HUMAN Researchers Take Down A Giant Ad Fraud Campaign Affecting Millions Of iOS Devices
The researchers discovered this fraud campaign while analyzing the network traffic going to and from an iOS device running a single app. Despite the fact that a single app was active on the device, the team observed dozens of advertising bid requests with different app identification numbers. Upon investigating this unexpected phenomenon, the researchers found that the app in question was displaying a malicious banner ad.
This ad injected scripts that created a video ad player behind the banner ad and reached out to a command-and-control (C2) server controlled by the fraudsters. The C2 server transmitted additional instructions, which were obfuscated to avoid detection. Once decrypted and reassembled, these instructions listed spoofed IDs for legitimate apps and publishers. The original malicious banner ad then used these spoofed IDs to request video ads, which were hidden from view underneath the banner ad. As long as the banner ad stayed active, it continued to request new video ads, layering up to twenty-five video ads at once and replacing each video ad when it finished playing.

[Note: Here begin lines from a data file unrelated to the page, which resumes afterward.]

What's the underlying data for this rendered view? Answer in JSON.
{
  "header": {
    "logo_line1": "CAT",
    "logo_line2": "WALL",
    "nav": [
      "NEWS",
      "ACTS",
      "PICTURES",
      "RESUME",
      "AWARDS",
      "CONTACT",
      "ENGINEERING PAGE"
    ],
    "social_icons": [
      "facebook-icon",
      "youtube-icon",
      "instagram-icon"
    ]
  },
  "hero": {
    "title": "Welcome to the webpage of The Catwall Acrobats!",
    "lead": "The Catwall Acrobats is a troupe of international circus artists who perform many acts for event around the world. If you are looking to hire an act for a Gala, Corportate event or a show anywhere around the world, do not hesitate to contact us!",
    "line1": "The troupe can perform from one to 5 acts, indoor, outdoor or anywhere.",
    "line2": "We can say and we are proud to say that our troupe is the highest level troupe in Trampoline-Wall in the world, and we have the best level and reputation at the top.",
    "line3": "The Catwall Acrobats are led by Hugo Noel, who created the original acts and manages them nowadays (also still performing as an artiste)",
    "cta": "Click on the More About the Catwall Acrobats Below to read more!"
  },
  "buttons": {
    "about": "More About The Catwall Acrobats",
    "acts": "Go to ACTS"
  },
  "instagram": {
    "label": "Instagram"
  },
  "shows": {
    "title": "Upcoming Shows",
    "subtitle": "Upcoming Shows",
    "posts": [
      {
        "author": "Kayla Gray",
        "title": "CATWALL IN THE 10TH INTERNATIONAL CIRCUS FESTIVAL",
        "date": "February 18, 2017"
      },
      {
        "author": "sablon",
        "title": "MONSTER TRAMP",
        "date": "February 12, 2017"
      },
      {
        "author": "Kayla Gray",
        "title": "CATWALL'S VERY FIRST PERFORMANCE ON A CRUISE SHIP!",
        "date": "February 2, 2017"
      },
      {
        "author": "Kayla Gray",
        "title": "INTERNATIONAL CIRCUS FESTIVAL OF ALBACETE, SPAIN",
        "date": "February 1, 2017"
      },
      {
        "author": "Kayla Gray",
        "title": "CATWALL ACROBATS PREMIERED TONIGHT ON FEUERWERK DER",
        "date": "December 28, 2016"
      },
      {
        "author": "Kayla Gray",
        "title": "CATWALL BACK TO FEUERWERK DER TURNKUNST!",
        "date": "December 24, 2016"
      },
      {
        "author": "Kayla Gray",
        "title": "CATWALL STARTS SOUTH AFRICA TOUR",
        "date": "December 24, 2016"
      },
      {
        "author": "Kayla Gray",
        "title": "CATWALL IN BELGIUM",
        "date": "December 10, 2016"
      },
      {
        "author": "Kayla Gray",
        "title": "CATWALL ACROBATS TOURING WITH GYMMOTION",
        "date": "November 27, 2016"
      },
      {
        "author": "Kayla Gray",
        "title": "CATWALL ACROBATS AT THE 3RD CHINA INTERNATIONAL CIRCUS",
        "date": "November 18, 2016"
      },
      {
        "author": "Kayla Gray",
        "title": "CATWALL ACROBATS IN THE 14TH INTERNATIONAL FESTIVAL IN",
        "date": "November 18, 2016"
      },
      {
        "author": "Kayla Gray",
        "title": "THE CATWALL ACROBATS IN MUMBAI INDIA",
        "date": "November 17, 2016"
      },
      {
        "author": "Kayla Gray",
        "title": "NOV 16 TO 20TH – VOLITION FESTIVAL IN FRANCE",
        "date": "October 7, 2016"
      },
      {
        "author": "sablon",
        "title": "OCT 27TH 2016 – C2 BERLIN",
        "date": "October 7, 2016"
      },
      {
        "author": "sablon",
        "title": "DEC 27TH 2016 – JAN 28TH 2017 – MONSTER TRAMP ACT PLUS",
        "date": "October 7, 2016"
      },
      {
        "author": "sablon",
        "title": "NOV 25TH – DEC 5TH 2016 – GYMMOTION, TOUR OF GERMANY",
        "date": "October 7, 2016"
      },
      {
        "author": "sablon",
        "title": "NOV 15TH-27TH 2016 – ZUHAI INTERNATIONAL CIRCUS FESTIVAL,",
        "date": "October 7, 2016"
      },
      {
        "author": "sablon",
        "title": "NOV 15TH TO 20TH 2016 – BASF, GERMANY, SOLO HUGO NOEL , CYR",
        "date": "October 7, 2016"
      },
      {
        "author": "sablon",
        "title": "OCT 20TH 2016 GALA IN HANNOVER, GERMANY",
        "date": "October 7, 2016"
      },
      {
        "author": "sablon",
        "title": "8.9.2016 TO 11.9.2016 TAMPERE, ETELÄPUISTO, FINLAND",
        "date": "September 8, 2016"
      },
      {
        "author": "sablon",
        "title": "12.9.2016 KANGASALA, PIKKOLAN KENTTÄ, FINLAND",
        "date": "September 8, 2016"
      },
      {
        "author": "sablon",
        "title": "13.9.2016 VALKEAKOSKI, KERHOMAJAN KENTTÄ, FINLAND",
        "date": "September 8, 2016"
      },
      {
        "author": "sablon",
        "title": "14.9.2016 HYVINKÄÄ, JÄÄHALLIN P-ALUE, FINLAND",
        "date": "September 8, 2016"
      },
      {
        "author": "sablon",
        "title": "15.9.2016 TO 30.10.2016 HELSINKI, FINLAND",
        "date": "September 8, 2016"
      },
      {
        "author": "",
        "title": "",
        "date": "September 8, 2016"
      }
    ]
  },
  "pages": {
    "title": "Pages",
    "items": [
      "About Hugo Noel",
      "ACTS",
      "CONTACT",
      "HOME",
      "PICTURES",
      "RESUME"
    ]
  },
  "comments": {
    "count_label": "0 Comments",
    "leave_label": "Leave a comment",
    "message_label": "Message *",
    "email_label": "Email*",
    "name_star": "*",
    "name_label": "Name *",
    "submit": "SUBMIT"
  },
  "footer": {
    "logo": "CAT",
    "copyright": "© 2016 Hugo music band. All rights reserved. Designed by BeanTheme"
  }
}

The team determined that the fraudsters issued more than 12 billion ad requests a day at the campaign’s peak, placing malicious ads on roughly eleven million devices using spoofed credentials of over 1,700 apps and 120 publishers. HUMAN then coordinated with publishers whose identification numbers were being spoofed in this campaign to conduct three major mitigation operations. These mitigation measures culled the fraudulent ad bid requests, ultimately driving the fraudsters to shut down the campaign. That said, the researchers caution us not to conclude that VASTFLUX is dead forever. This ad fraud scheme demonstrated sophistication on the part of the fraudsters, and they may already be developing their next campaign.